L’évolution des technologies a profondément transformé les méthodes de recrutement. Pour étudier une candidature de manière efficace et gagner en précision, il est désormais possible de s’appuyer sur une multitude d’outils digitaux innovants.

Les ATS (Applicant Tracking System) : automatiser le tri

Les ATS sont des logiciels qui permettent de :

  • Centraliser les candidatures

  • Filtrer automatiquement les CV grâce à des mots-clés et critères définis

  • Classer les profils selon leur pertinence

⚠️ Attention, ces outils sont très utiles pour le premier tri, mais ne remplacent pas une analyse humaine approfondie.

L’intelligence artificielle au service de l’analyse

Certaines solutions intègrent aujourd’hui des modules d’intelligence artificielle capables de :

  • Scanner les CV pour détecter des compétences clés

  • Analyser le ton et la structure des lettres de motivation

  • Évaluer les soft skills via des tests ou questionnaires automatisés

💡 Ces technologies facilitent la détection de talents cachés, mais doivent toujours être utilisées comme un complément à l’expertise humaine.

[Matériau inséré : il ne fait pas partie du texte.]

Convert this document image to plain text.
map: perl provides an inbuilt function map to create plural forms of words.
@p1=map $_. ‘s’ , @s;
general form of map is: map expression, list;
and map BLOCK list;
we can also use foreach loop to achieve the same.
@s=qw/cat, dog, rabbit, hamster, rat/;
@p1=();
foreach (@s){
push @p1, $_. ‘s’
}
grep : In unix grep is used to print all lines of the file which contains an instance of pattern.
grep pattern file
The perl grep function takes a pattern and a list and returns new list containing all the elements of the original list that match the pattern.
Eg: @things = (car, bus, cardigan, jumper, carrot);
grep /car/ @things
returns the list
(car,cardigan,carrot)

Les outils de collaboration et d’évaluation partagée

Pour organiser l’évaluation collaborative, plusieurs plateformes offrent des fonctionnalités adaptées :

  • Commentaires en temps réel

  • Partage de grilles d’évaluation personnalisées

  • Rapports synthétiques pour faciliter la prise de décision

Exemples : Trello, Notion, Google Workspace, ou des outils dédiés comme Breezy HR, Greenhouse, etc.

Les tests en ligne et entretiens vidéo différés

Pour approfondir l’analyse, des outils permettent d’intégrer dans le processus :

  • Tests techniques ou psychométriques en ligne

  • Entretiens vidéo enregistrés, où le candidat répond à des questions prédéfinies, facilitant le tri à distance

Ces solutions rendent l’évaluation plus complète et adaptée aux contraintes actuelles (temps, mobilité, distanciel).

En bref : faire les bons choix, dès l’analyse du dossier

Étudier une candidature est une étape cruciale et stratégique dans tout processus de recrutement. En 2025, cette analyse demande à la fois rigueur, méthode et ouverture aux nouveaux outils et pratiques.
Il ne s’agit plus seulement de lire un CV et une lettre, mais de comprendre le parcours, déceler les soft skills, éviter les biais et impliquer les bonnes personnes pour une évaluation complète et juste.

La mise en place de bonnes pratiques, la structuration du processus avec des grilles d’évaluation et l’utilisation des technologies adaptées permettent de gagner en efficacité et surtout de faire les bons choix, dès la première étape.